Parmi les traits qui distinguent ces mystiques
anorexiques, Jacques Maître comme d’autres spécialistes, insiste davantage sur
ce qu’il appelle la rupture de la lignée féminine dans la transmission de la
vie, sans doute parce qu’il est lui-même catholique, et que le mariage et la fonction
de procréation qui lui est attaché, est un acte fondamentalement religieux,
consacré par l’Eglise. Il ne semble pas que dans l’islam, le célibat qui est un
attribut systématique chez les mystiques musulmanes, ait été remarqué plus
qu’un autre trait.
Il me semble plutôt que c’est dans le processus même
qui conduit au célibat que réside la clef des similitudes entre les femmes
mystiques des deux religions. En établissant une relation directe et
personnelle avec Dieu qui lui permet d’accéder au rang de mystique reconnue, la
jeune femme s’affranchit des contraintes de sa famille, de son rang social et
des codes sociaux qui l’accompagnent. Elle acquiert ainsi son autonomie et son
célibat que justifie sa consécration à Dieu, devient positif.

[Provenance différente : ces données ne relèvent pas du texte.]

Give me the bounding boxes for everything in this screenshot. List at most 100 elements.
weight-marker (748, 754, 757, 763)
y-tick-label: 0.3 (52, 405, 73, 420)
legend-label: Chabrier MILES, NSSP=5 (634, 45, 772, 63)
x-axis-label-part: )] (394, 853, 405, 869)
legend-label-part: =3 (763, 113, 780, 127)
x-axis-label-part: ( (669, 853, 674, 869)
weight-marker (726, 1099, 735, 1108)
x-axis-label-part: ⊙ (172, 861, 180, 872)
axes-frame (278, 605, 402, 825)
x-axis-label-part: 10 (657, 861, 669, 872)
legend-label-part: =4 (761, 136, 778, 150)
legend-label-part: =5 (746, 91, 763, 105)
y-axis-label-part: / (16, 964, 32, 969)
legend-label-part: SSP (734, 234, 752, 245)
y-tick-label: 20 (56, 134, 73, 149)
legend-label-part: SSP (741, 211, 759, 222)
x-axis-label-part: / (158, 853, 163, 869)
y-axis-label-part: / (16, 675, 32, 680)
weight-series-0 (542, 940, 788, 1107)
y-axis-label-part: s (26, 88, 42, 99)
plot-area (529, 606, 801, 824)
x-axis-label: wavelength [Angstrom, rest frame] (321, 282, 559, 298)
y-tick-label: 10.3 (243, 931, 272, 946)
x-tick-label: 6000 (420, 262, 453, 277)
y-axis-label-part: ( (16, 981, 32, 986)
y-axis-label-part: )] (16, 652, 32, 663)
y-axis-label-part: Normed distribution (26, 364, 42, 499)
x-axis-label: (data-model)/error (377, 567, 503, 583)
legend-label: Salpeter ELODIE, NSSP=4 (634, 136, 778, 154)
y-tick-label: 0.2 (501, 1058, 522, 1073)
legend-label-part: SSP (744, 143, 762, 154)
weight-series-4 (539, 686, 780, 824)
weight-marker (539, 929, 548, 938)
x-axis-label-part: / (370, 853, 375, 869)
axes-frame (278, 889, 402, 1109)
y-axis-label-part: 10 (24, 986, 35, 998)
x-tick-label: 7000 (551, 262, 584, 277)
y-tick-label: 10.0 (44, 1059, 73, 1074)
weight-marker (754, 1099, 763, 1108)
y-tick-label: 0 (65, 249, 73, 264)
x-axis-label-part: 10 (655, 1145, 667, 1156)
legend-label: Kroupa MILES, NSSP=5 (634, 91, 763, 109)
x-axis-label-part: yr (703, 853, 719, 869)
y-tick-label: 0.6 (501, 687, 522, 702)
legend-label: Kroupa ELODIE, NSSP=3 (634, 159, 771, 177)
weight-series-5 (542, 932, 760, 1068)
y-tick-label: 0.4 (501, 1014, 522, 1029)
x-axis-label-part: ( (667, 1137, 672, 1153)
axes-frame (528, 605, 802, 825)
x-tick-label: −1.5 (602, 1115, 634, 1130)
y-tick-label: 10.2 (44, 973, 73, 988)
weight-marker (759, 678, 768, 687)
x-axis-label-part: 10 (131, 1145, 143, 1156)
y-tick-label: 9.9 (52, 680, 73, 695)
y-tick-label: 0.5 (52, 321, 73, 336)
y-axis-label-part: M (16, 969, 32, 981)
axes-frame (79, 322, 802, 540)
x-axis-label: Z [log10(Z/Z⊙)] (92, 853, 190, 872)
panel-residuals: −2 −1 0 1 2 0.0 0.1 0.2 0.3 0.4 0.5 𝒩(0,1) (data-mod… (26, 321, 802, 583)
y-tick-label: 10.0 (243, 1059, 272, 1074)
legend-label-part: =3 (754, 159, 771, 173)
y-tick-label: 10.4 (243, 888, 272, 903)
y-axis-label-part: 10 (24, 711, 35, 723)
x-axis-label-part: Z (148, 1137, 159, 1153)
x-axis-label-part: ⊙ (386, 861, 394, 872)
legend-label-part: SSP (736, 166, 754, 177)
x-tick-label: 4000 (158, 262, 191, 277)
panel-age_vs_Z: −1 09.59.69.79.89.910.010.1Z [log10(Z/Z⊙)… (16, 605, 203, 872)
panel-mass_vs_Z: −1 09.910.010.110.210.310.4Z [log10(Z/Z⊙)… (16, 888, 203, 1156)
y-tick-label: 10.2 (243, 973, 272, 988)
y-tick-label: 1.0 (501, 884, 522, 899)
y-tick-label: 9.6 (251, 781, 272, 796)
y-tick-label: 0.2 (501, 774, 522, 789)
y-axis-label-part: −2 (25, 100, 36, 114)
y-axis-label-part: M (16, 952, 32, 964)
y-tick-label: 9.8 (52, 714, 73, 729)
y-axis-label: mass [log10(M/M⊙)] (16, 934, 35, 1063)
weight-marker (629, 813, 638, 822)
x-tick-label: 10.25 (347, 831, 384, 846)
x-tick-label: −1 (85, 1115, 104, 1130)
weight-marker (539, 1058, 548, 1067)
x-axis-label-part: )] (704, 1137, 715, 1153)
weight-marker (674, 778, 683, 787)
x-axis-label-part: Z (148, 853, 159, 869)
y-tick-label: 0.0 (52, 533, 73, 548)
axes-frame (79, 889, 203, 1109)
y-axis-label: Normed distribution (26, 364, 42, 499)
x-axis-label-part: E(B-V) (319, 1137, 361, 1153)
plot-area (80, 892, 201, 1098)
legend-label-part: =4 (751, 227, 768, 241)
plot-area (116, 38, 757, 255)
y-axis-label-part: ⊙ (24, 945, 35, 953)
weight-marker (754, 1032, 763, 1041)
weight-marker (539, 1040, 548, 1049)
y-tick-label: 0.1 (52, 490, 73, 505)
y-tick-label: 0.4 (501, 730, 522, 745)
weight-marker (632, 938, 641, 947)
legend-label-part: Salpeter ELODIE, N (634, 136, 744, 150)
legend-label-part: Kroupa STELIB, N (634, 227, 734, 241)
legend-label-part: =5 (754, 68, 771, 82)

On retrouve le même schéma chez les mystiques
musulmanes, l’anorexie en moins, mais avec en plus un contexte familial et
social encore plus contraignant, et un charisme certain : le célibat et la
virginité, le refus du mariage, en particulier avec le cousin ou le prétendant
choisi par la famille, le rejet des avances ou des demandes en mariages des
princes, le mépris du pouvoir et le recours ou la menace du recours aux
qualités thaumaturgiques pour punir les méchants.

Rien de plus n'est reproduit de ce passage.